Our system showed promising results in fine-grained emotion recognition in real examples of online conversation (diary-like blog posts): on data set created by us, averaged accuracy was 72.6% on sentences where two or three human annotators agreed, and 81.5% on sentences where all three human annotators agreed (nine emotion categories, and neutral); on data set provided by Aman and Szpakowicz [50], averaged accuracy was 77.0% (six emotion categories, and neutral), and our system outperformed the method reported in related work in terms of precision, recall, and F-scores. Currently, the main limitations of the developed affect recognition module are strong dependency on the lexicon resource, Affect database, no disambiguation of word meanings, disregard of contextual information and conversation history, and inability to recognize and process misspelled words in a sentence. In our future study we will investigate those issues and explore the possibilities to overcome the current limitations of the system. As our system is completely lexical and the language of online conversations is “evolving”, we are planning to realize a procedure for the automatic updating of the Affect database. With respect to the rules for composition of emotion vectors of terms comprising phrases or clauses, we believe that the approach aiming at learning rules from corpora would be useful.

In Second Life, the Affect Analysis Model serves as the engine behind automatic visualization of emotions conveyed through textual messages. The control of the conversation in Second Life is implemented through the EmoHeart object attached to the avatar’s chest. This object communicates with Affect Analysis Model located on the server and visually reflects the sensed affective state through the animation of avatar’s facial expression, EmoHeart texture, and size of the texture. In the future, we aim to study cultural differences in perceiving and expressing emotions and to integrate a text-to-speech engine with emotional intonations into textual chat of Second Life.

Acknowledgments

The authors would like to acknowledge and thank Alessandro Valitutti and Dr. Diego Reforgiato for their kind help during the Affect database creation. They wish also to express their gratitude to Dr.
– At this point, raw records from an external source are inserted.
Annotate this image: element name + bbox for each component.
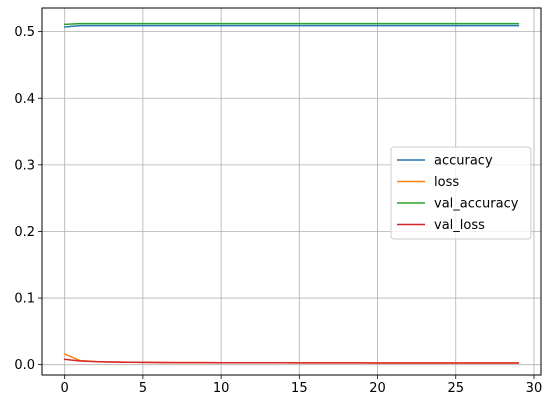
x-tick-label: 20 — [369, 381, 386, 396]
y-tick-label: 0.5 — [14, 25, 35, 40]
x-tick-label: 0 — [61, 381, 69, 396]
legend: accuracy loss val_accuracy val_loss — [390, 146, 532, 240]
plot-frame — [41, 7, 542, 376]
x-tick-label: 25 — [447, 381, 464, 396]
y-tick-label: 0.0 — [14, 358, 35, 373]
legend-label-loss: loss — [434, 175, 459, 190]
series-line-val-accuracy — [63, 22, 520, 26]
x-tick-label: 30 — [526, 381, 543, 396]
y-tick-label: 0.4 — [14, 92, 35, 107]
legend-label-val-loss: val_loss — [434, 218, 485, 233]
legend-label-val-accuracy: val_accuracy — [434, 197, 519, 212]
y-tick-label: 0.1 — [14, 292, 35, 307]
legend-label-accuracy: accuracy — [434, 154, 493, 169]
x-tick-label: 15 — [291, 381, 308, 396]
legend-box — [390, 146, 532, 240]
series-line-val-loss — [63, 358, 520, 364]
y-tick-label: 0.3 — [14, 158, 35, 173]
x-tick-label: 5 — [139, 381, 147, 396]
series-lines — [63, 22, 520, 364]
series-line-accuracy — [63, 24, 520, 28]
y-tick-label: 0.2 — [14, 225, 35, 240]
x-axis: 0 5 10 15 20 25 30 — [61, 375, 543, 396]
x-tick-label: 10 — [213, 381, 230, 396]
y-axis: 0.0 0.1 0.2 0.3 0.4 0.5 — [14, 25, 42, 373]
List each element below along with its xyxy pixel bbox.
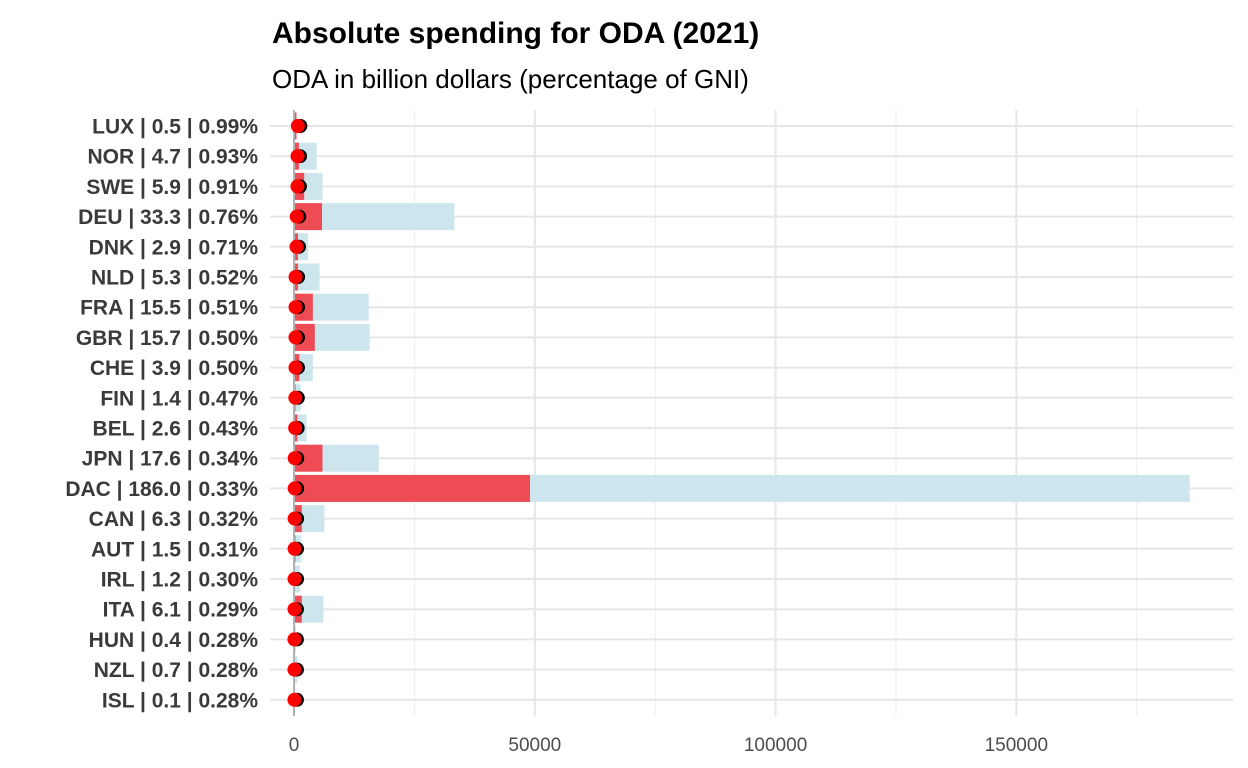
- y-axis-label: HUN | 0.4 | 0.28%: [89, 629, 259, 652]
- gni-point: [288, 390, 303, 405]
- y-axis-label: JPN | 17.6 | 0.34%: [82, 448, 259, 471]
- y-axis-label: NZL | 0.7 | 0.28%: [94, 659, 259, 682]
- gni-point: [288, 330, 303, 345]
- gni-point: [287, 632, 302, 647]
- gni-point: [288, 300, 303, 315]
- y-axis-label: SWE | 5.9 | 0.91%: [86, 176, 258, 199]
- y-axis-label: NOR | 4.7 | 0.93%: [88, 146, 259, 169]
- x-tick-label: 50000: [508, 735, 561, 756]
- y-axis-label: GBR | 15.7 | 0.50%: [76, 327, 258, 350]
- y-axis-label: DEU | 33.3 | 0.76%: [78, 206, 258, 229]
- gni-point: [287, 662, 302, 677]
- y-axis-label: DAC | 186.0 | 0.33%: [65, 478, 258, 501]
- gni-point: [287, 602, 302, 617]
- y-axis-label: AUT | 1.5 | 0.31%: [91, 538, 258, 561]
- y-axis-label: CAN | 6.3 | 0.32%: [89, 508, 259, 531]
- gni-point: [287, 692, 302, 707]
- x-tick-label: 0: [289, 735, 300, 756]
- gni-points: [287, 119, 308, 707]
- highlight-bar: [294, 474, 531, 502]
- y-axis-label: ITA | 6.1 | 0.29%: [103, 599, 259, 622]
- y-axis-label: FIN | 1.4 | 0.47%: [100, 387, 258, 410]
- gni-point: [288, 360, 303, 375]
- gni-point: [290, 119, 305, 133]
- gni-point: [288, 421, 303, 435]
- gni-point: [287, 481, 302, 496]
- gni-point: [287, 451, 302, 466]
- total-bars: [294, 112, 1190, 714]
- y-axis-label: IRL | 1.2 | 0.30%: [101, 569, 259, 592]
- gni-point: [287, 541, 302, 556]
- x-tick-label: 150000: [985, 735, 1048, 756]
- highlight-bars: [293, 110, 531, 716]
- gni-point: [288, 270, 303, 284]
- gni-point: [289, 209, 304, 224]
- y-axis-label: ISL | 0.1 | 0.28%: [102, 689, 258, 712]
- gni-point: [287, 511, 302, 526]
- gni-point: [287, 572, 302, 586]
- x-tick-label: 100000: [744, 735, 807, 756]
- gni-point: [290, 179, 305, 194]
- y-axis-label: LUX | 0.5 | 0.99%: [92, 116, 258, 139]
- y-axis-label: BEL | 2.6 | 0.43%: [93, 418, 259, 441]
- chart-title: Absolute spending for ODA (2021): [272, 17, 759, 50]
- y-axis-label: CHE | 3.9 | 0.50%: [90, 357, 258, 380]
- chart-subtitle: ODA in billion dollars (percentage of GN…: [272, 64, 749, 94]
- grid-lines: [270, 110, 1233, 716]
- gni-point: [289, 239, 304, 254]
- y-axis-label: DNK | 2.9 | 0.71%: [89, 236, 259, 259]
- x-axis-tick-labels: 0 50000 100000 150000: [289, 735, 1048, 756]
- gni-point: [290, 149, 305, 164]
- y-axis-label: NLD | 5.3 | 0.52%: [91, 267, 258, 290]
- y-axis-labels: LUX | 0.5 | 0.99% NOR | 4.7 | 0.93% SWE | …: [65, 116, 258, 713]
- y-axis-label: FRA | 15.5 | 0.51%: [80, 297, 258, 320]
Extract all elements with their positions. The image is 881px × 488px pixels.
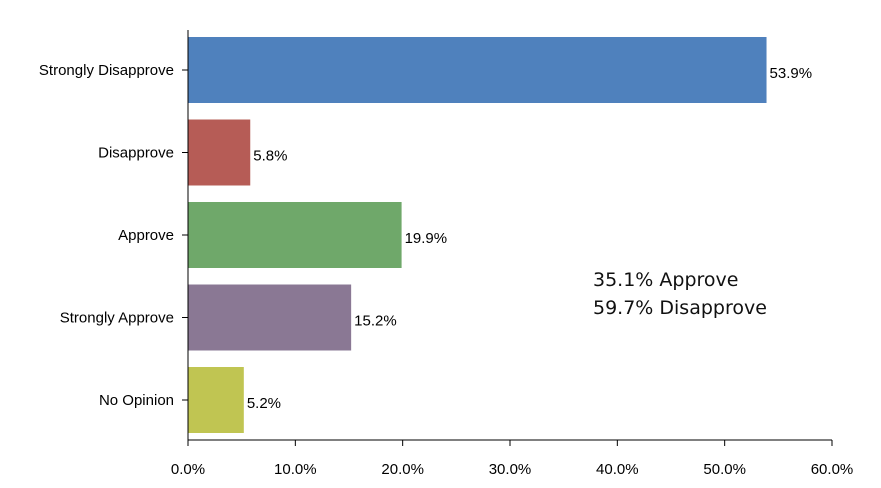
bar-approve [188, 202, 402, 268]
x-tick-label: 50.0% [703, 461, 746, 478]
category-label: Disapprove [98, 145, 174, 162]
x-tick-label: 40.0% [596, 461, 639, 478]
x-tick-label: 20.0% [381, 461, 424, 478]
x-ticks: 0.0% 10.0% 20.0% 30.0% 40.0% 50.0% 60.0% [171, 440, 853, 478]
x-tick-label: 0.0% [171, 461, 205, 478]
category-label: No Opinion [99, 392, 174, 409]
bars-group [188, 37, 767, 433]
bar-no-opinion [188, 367, 244, 433]
category-label: Strongly Disapprove [39, 62, 174, 79]
bar-strongly-disapprove [188, 37, 767, 103]
annotation-disapprove: 59.7% Disapprove [593, 297, 767, 319]
x-tick-label: 60.0% [811, 461, 854, 478]
bar-strongly-approve [188, 284, 352, 351]
data-label: 53.9% [770, 65, 813, 82]
category-labels: Strongly Disapprove Disapprove Approve Stro… [39, 62, 174, 409]
data-labels: 53.9% 5.8% 19.9% 15.2% 5.2% [247, 65, 812, 412]
data-label: 19.9% [405, 230, 448, 247]
category-label: Strongly Approve [60, 310, 174, 327]
annotation-approve: 35.1% Approve [593, 269, 738, 291]
bar-disapprove [188, 119, 251, 186]
data-label: 5.8% [253, 148, 287, 165]
data-label: 5.2% [247, 395, 281, 412]
x-tick-label: 30.0% [489, 461, 532, 478]
x-tick-label: 10.0% [274, 461, 317, 478]
data-label: 15.2% [354, 313, 397, 330]
category-label: Approve [118, 227, 174, 244]
annotation-box: 35.1% Approve 59.7% Disapprove [593, 269, 767, 319]
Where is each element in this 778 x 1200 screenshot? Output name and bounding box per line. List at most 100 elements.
Dzmitry Tsetserukou, Dr. Shaikh Mostafa Al Masum, Manuel M. Martinez, Zoya Verzhbitskaya, Hutchatai Chanlekha, and Nararat Ruangchaijatupon who have contributed to annotations of Affect database entries and sentences, for their efforts and time. Special thanks also go to Cui Xiaoke, Tananun Orawiwattanakul, and Farzana Yasmeen for their work on EmoHeart promotion in Second Life. This research was partly supported by a JSPS Encouragement of Young Scientists Grant (FY2005-FY2007), an NII Joint Research Grant with the University of Tokyo (FY2007), and an NII Grand Challenge Grant (FY2008-FY2009).